I’ve been reading A Dance to the Music of Time and enjoying for all its foibles its depictions of times gone. The first book conveys how weird it must have been when universities were all-male; such as in this sentence, an exchange between a professor, Sillery, and a student, Mark Members: ‘“I like my guests to feel at home, Mark,” said Sillery, recovering himself immediately, and playfully pinching the nape of Members’s neck between his finger and thumb, so that Members hunched his shoulders and squeaked shrilly.’ In later books the exclusively male environment of Oxford becomes the exclusively male environment of work, where men speak to men about men, the women with nothing to do but make homes and babies.

I thought of this at the beginning of Part 1 of The Inheritance.

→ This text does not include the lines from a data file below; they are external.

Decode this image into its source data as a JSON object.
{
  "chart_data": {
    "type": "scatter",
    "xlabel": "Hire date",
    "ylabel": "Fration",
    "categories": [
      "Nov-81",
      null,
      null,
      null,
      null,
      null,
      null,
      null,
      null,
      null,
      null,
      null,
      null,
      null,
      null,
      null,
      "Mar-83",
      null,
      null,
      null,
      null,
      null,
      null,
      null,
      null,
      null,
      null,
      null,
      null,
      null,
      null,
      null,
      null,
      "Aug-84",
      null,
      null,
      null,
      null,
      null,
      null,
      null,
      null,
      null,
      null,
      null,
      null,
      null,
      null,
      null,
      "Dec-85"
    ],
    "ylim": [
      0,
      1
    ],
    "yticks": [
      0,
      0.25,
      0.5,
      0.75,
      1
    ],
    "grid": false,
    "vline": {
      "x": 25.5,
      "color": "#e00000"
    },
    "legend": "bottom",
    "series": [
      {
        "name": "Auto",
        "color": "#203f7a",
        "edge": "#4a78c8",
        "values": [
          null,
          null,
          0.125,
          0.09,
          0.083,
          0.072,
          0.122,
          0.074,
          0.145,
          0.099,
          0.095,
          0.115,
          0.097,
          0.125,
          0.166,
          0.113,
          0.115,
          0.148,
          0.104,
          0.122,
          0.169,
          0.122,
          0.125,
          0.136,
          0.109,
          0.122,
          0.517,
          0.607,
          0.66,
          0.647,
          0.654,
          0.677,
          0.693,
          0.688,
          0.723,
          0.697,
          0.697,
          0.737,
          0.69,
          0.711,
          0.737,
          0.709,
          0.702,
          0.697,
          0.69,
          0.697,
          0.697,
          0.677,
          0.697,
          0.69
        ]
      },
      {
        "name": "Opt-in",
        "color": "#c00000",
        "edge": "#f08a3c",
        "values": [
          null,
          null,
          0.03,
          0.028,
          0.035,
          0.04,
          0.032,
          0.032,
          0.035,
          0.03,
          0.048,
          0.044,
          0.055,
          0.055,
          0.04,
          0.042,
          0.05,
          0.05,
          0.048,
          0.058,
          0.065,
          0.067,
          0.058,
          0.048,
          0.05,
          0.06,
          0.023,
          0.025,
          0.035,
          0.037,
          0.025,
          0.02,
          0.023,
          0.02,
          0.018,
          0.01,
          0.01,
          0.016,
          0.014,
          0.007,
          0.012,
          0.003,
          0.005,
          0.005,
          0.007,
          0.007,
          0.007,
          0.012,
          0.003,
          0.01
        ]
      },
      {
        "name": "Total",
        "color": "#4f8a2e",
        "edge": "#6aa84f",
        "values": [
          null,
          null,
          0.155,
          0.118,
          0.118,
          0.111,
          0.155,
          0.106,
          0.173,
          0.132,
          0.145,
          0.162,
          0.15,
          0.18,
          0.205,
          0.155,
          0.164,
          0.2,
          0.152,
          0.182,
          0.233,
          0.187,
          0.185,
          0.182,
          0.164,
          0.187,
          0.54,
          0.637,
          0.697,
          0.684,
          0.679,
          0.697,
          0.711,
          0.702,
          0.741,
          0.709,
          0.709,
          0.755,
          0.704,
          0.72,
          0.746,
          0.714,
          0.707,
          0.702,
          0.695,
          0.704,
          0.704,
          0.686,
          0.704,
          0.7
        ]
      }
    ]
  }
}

We seem to be in a creative writing class, but there are no women. Hmm, I think: E.M. Forster is there, so perhaps it’s supposed to be the 1950s or something; but then they are also using laptops… Hmm. By the end of Part 1 I know that this isn’t an exclusivity to depict a distant time, but the result of an artistic decision by writer Matthew Lopez to focus to the exclusion of all else on the experience of the modern American gay man. He as well as tells us as why when he chastises Forster, the play’s patron saint, for the lack of explicit gayness in the novels published in Forster’s lifetime. Maybe he has a point: there have been plenty of plays with no gay people in, despite the objective fact that homosexuality is a part of the human condition; why shouldn’t Lopez do his part of redressing the balance, by considering the modern American gay man to the exclusion of all other experiences?

But it’s 2018! Can’t we do better than that? What was distracting during watching (‘can really none of these men ever meet any women ever at all?’) becomes as I dwell on it depressing and annoying. Am I wrong to be so angered? I’m sure Lopez would virulently disagree but the introverted isolationism I see in Part 1 seems a mirror of the contemporary political events that Lopez so deplores. Trump says we must look after the white American man; Lopez responds that we must look after the gay American man. Are we so confined, that we can only look after those who are like ourselves? I hear Vanessa Redgrave is in Part 2, so perhaps there the other shoe will fall and I will see I’ve got myself in a pickle prematurely. But she and Lopez will have to do a lot to make me forgive such male exclusivity in Part 1.

So that’s the biggy. There is another artistic decision Lopez has made of which I’m also sceptical, in a less dramatic way. I assume the main reason for Forster’s presence as narrator and mentor is to tell us that the Forsterian foibles Lopez indulges himself in are conscious and therefore not to be criticised, that they are as essential to the character of his play as they are to Forster’s novels – their self-conscious structuring, their melodrama, their tidy novelistic encapsulation of people and their dilemmas, their guilty-pleasure indulgence in romance. I have affection for these in Forster; I’m not sure Lopez has earned the same. There’s even a Maurice-like wish-fulfilment, not around the freedom to love someone but the rather more prosaic question of property, the hero finding himself in successive possession of no fewer than three gorgeous New York estates through nothing more than good luck. What a hero!

The production is neat, the acting is excellent, the music is overblown but what you gonna do, as a whole production The Inheritance meets the deliriously high standards that seem to be today’s norm. Maybe Part 2 will make me think Lopez is worth it.